Was she Toxic?
I grew up in Calgary in Haysboro a block from Glenmore landing*. I have a brother who is five years older than me named Craig. I don’t have much else in the way of background…
You know, I did a google search, and based on that, I wouldn’t describe her as toxic in the way that articles describe the idea, well, mostly.
Except for the “demands to be your BFF”. Growing up I was her (my mother’s) confidant, for as long as I can remember. She was/is, overly dependent on me (boundaries are better set now than when I was a kid).
When I was a teenager my therapist had to work me through making it clear to her that SHE is the parent, and a child should be dependent on their parent, not the parent depending on the child.
A lot of growing up I was somewhat afraid of her moods, and would always ask “what mood is she in?” to myself. She could be a saint, or an angry demon. She would more often lash out at my father or brother, I was her favourite. But then, I would be expected to always be on her side in any conflict, and if she got mad at my father, she would take me to a restaurant with her (not my brother).
It’s hard because now that I am living with her again she seems to want me to never leave and she said she is going to leave the house to JUST me. (Note: I have a brother!).
She has said, when I try to get her to make new friends, “Why do I need to make friends when I have you?”. She always wants to plan for me to go on vacations with here, she gets tickets to events for me to go with her, without asking me, and I basically can’t say no.
I remember, growing up, I was afraid to tell her how I was feeling because she’d GET SO UPSET. Anything bad hat happened to me was devastating, like it happened to her.
You know, I was primarily raised not by my mother, but a nanny. My mother worked 6 or 7 days a week as a lawyer. But, as an adult, I worked for my mother for around five years (during university and summers) until she retired early for mental health reasons.

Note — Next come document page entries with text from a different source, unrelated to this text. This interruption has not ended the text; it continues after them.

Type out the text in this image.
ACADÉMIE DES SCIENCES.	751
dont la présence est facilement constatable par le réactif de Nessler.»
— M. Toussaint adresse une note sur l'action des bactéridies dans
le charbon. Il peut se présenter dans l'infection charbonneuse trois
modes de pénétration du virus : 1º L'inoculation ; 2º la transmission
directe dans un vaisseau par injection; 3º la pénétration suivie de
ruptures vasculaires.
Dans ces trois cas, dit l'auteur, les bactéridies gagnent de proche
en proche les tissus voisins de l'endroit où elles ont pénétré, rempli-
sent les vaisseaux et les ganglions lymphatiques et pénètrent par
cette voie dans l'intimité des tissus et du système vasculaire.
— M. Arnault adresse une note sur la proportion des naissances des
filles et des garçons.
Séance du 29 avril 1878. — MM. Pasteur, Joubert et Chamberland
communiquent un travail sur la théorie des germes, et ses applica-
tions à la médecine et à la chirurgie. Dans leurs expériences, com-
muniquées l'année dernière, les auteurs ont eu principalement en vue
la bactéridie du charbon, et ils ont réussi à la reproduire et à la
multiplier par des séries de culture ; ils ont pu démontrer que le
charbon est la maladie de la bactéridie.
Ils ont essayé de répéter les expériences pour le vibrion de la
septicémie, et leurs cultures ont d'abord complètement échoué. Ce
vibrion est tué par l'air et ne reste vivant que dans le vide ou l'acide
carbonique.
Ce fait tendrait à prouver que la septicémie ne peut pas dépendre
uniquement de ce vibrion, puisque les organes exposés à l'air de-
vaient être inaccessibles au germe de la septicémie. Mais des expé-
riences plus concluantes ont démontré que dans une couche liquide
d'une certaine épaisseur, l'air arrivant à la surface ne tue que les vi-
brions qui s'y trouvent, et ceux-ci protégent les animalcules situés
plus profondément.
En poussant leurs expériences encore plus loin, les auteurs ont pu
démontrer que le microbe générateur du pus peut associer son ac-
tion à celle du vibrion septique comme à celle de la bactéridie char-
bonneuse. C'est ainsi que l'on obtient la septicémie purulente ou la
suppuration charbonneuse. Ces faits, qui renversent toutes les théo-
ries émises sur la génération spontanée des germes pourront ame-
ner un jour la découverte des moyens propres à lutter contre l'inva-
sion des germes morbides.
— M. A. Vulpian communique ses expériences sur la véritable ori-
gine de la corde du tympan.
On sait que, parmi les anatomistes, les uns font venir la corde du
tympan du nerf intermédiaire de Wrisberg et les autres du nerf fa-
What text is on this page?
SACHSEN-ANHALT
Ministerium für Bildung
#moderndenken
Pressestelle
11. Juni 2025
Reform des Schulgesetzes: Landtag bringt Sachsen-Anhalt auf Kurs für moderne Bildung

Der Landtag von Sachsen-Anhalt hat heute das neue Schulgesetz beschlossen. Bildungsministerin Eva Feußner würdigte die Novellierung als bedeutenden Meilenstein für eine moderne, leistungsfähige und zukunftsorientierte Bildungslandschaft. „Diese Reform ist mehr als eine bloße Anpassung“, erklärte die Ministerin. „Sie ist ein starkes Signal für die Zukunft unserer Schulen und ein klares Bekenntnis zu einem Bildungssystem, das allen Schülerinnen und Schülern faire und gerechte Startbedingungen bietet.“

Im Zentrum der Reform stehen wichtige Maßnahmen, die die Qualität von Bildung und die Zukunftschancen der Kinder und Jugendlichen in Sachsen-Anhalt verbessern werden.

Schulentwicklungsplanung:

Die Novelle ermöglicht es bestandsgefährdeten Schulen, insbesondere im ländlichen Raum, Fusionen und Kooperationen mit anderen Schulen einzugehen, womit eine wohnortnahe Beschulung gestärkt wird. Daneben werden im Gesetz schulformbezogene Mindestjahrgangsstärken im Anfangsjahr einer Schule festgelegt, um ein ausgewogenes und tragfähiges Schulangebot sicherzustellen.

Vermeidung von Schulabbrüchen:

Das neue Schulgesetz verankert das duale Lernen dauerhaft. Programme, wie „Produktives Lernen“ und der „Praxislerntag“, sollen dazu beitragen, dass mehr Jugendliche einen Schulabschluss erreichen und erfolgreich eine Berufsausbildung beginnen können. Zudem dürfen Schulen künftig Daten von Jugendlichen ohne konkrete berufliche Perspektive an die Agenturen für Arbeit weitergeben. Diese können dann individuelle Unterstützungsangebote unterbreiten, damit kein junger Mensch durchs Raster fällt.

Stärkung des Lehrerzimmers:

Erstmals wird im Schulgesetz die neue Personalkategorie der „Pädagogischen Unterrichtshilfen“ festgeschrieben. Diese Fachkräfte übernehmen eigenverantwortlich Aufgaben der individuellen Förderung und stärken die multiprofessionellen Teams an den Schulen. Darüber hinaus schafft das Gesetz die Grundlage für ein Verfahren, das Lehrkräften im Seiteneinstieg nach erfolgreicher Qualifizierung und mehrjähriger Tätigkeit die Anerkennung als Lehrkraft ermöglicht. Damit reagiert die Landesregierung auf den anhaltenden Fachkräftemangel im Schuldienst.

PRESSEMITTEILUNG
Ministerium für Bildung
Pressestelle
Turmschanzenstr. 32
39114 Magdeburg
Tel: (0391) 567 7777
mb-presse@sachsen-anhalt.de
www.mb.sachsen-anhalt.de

I moved back to my parents’ house two years ago after the end of a relationship. So even though I am 30 I am still with them everyday. I believe we get along well.
For the past year I was my father’s primary caregiver because he had an immune disorder, which is now under control (Rheumatoid arthritis, we discovered, eventually. Healthcare is slow).
When all is said and done, I think for the most part I have forgiven her for the past. She did the best she was able to. She wanted to be a mother and did what she felt was best, and I know that I am who I am today because of both my parents.
Yet, when all is said and done, I know that while some of my friends know about my mother, I don’t think people truly understand. I am lucky in that some of my closest friends also have parental issues, although in entirely different ways.
When Mother’s day comes around I’m lucky in that I don’t feel any special bond or need to do something for her. My brother often doesn’t do anything, so I end up planning something for her.
I hear about people having made families. But I feel like an outsider usually and always have my whole life. I never feel apart of social groups or friend groups, like i’m adjacent or an observer. Like I don’t belong in with anyone and never will.
I don’t have any good advice, other than just keep going. Like I said before, my mother did the best she could and that’s what I know.
*Editor’s note; this is a suburb in Calgary, Alberta, Canada.